Ultimo GP in terra europea per questo 2026, prima di una serie di ben nove GP in giro per il mondo, e si finisce con un tracciato inedito, una scommessa per gli organizzatori e per chi ci girerà in pista.

Si tratta del Gp di Spagna sul circuito, definito non cittadino ma un “tracciato in città”, chiamato Madring, ricavato all’interno dell’area della fiera di Madrid.

Un tracciato con 22 curve e che secondo gli organizzatori dovrebbe sposarsi bene con le esigenze di queste nuove F1 così affamate di energia. Sul layout non mi esprimo, a prima vista sembra una pista come tanti “Tilkodromi” che l’hanno preceduta: tanto fumo, poco arrosto.
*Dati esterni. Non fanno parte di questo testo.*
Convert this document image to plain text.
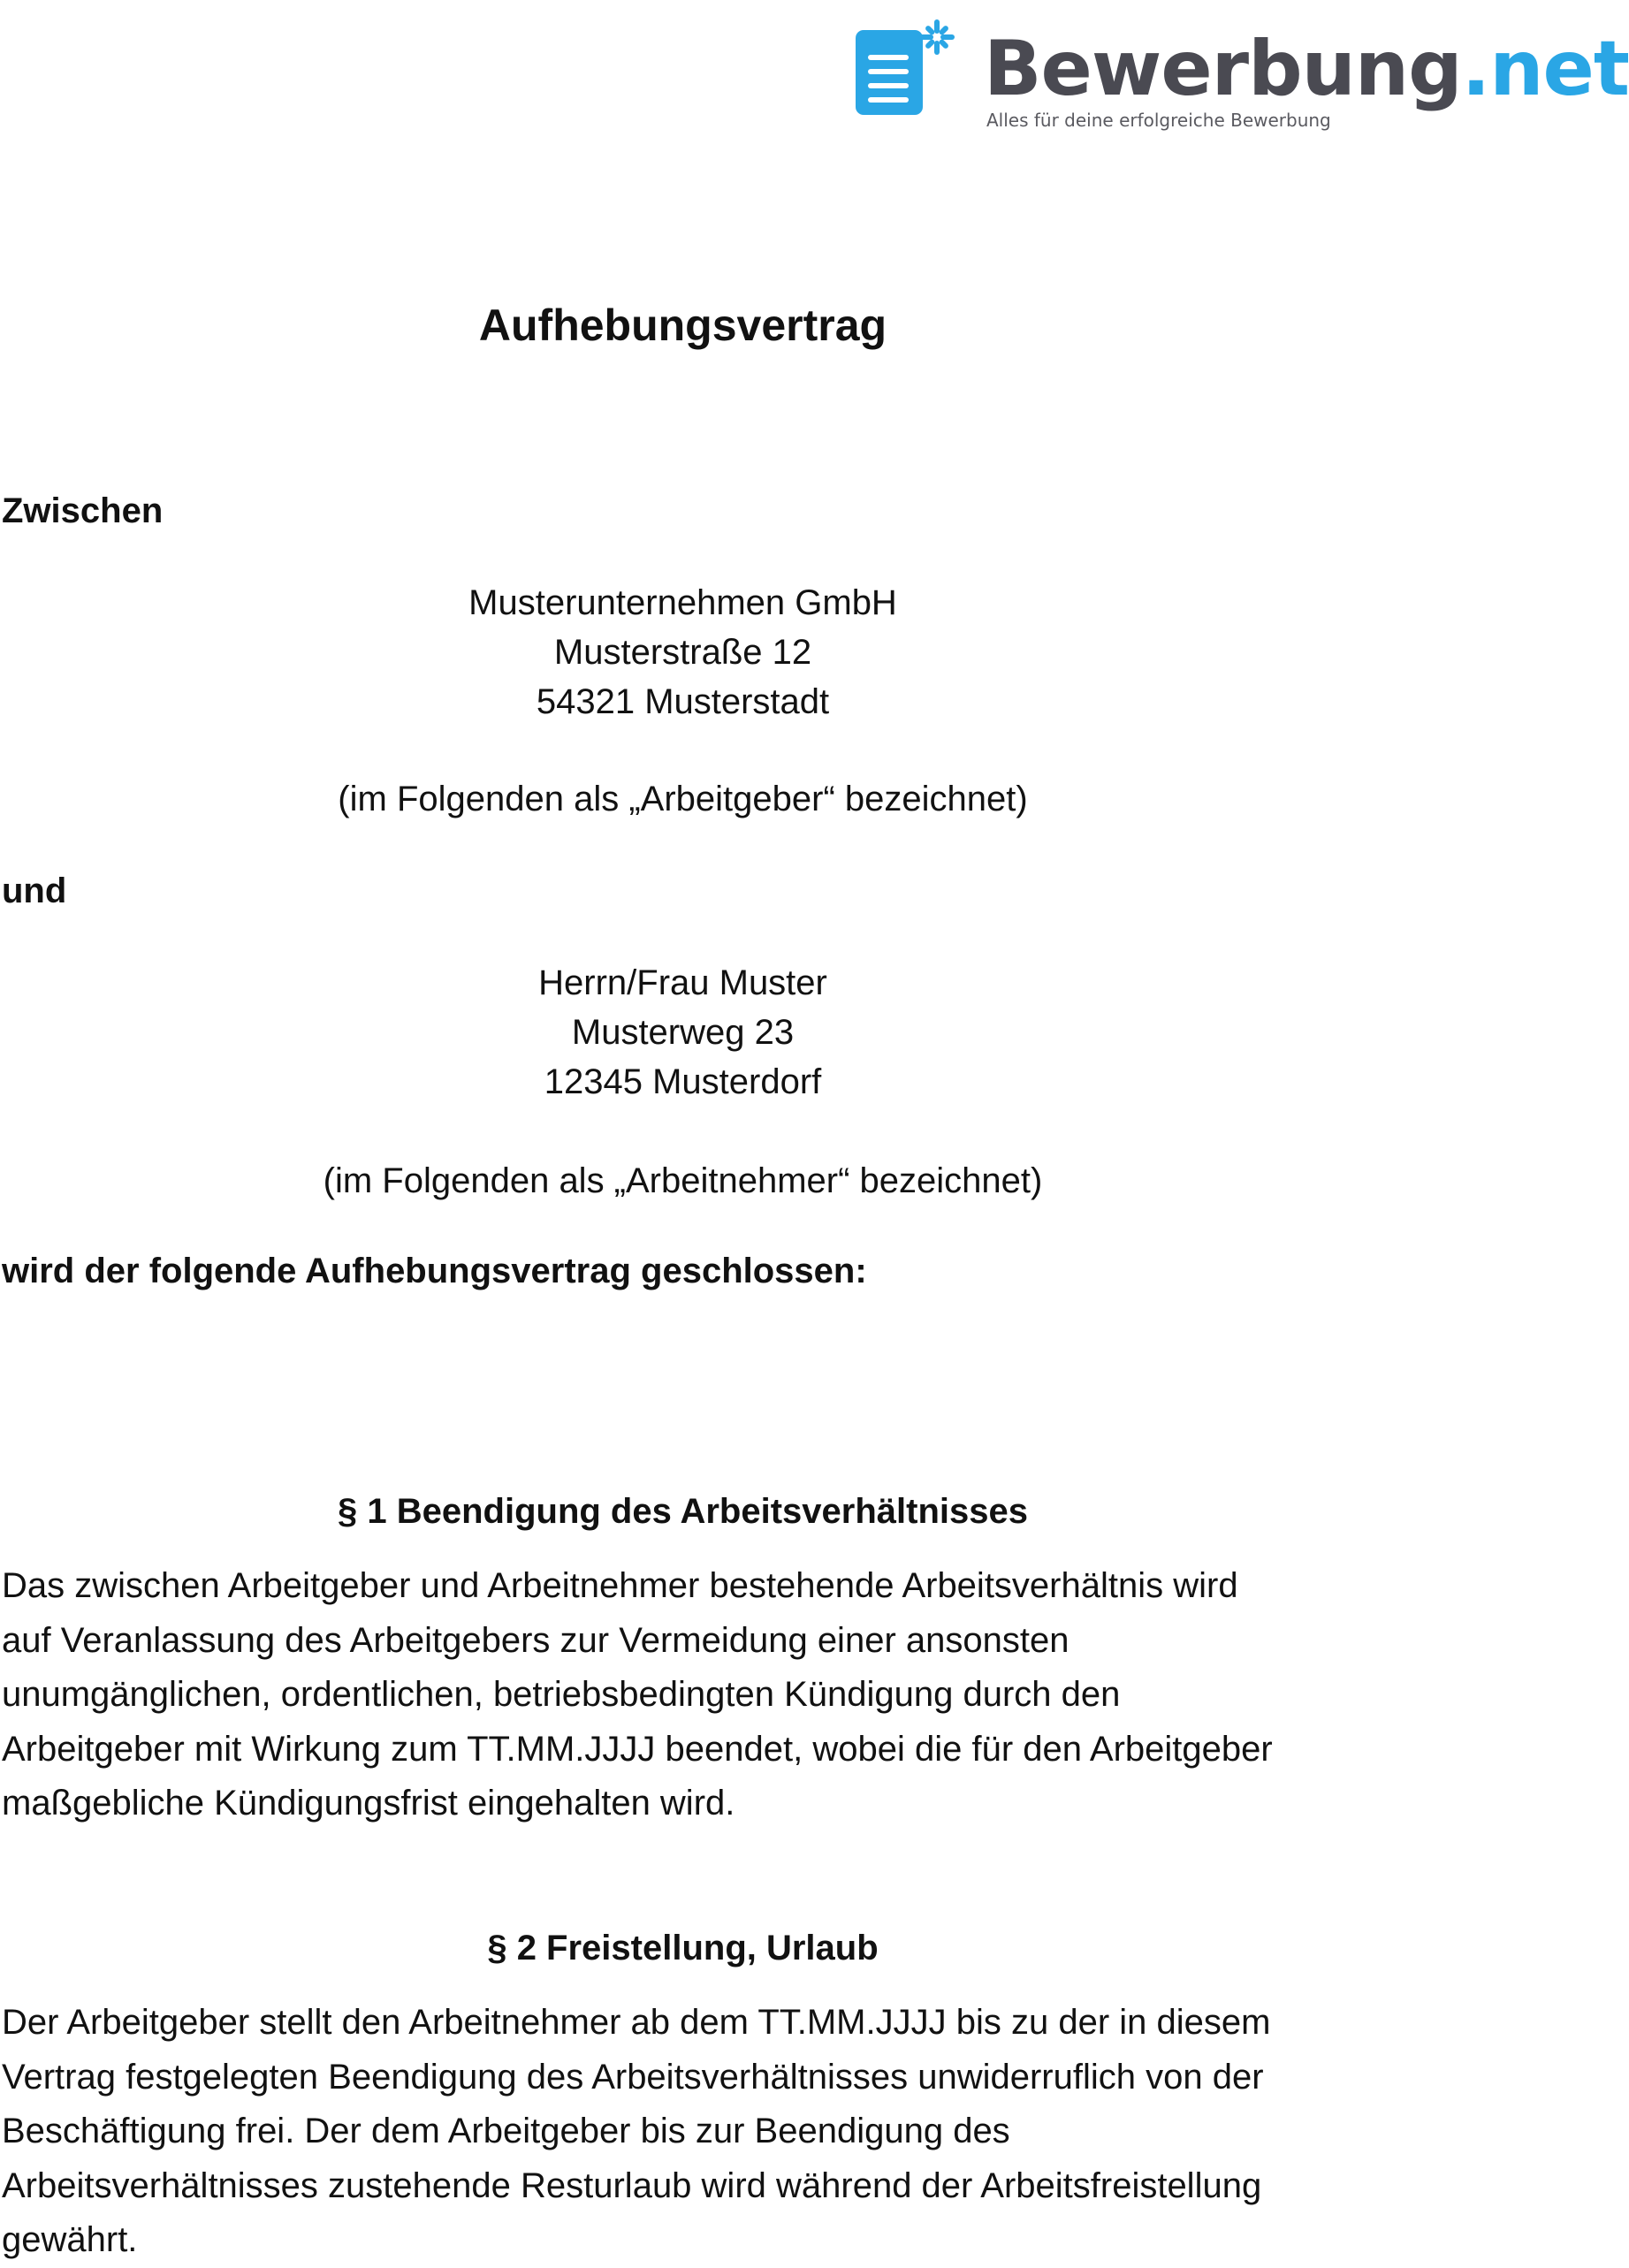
Bewerbung.net
Alles für deine erfolgreiche Bewerbung
Aufhebungsvertrag
Zwischen
Musterunternehmen GmbH
Musterstraße 12
54321 Musterstadt
(im Folgenden als „Arbeitgeber“ bezeichnet)
und
Herrn/Frau Muster
Musterweg 23
12345 Musterdorf
(im Folgenden als „Arbeitnehmer“ bezeichnet)
wird der folgende Aufhebungsvertrag geschlossen:
§ 1 Beendigung des Arbeitsverhältnisses
Das zwischen Arbeitgeber und Arbeitnehmer bestehende Arbeitsverhältnis wird
auf Veranlassung des Arbeitgebers zur Vermeidung einer ansonsten
unumgänglichen, ordentlichen, betriebsbedingten Kündigung durch den
Arbeitgeber mit Wirkung zum TT.MM.JJJJ beendet, wobei die für den Arbeitgeber
maßgebliche Kündigungsfrist eingehalten wird.
§ 2 Freistellung, Urlaub
Der Arbeitgeber stellt den Arbeitnehmer ab dem TT.MM.JJJJ bis zu der in diesem
Vertrag festgelegten Beendigung des Arbeitsverhältnisses unwiderruflich von der
Beschäftigung frei. Der dem Arbeitgeber bis zur Beendigung des
Arbeitsverhältnisses zustehende Resturlaub wird während der Arbeitsfreistellung
gewährt.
Ma se è vero che è stata progettata anche per venire incontro alle esigenze tecniche di queste nuove PU potrebbe anche assicurare un certo spettacolo.

Il clou della pista è la curva Monumental, ovvero curva 12, una enorme u-turn di mezzo chilometro con una pendenza del 24%. Servirà tanto grip e molto studio per capire come affrontarla, guadagnare tempo e non distruggere le gomme passaggio dopo passaggio, Vedremo se si tratterà di un valore aggiunto o un qualcosa che ricorda Fantozzi e la famosa corazzata.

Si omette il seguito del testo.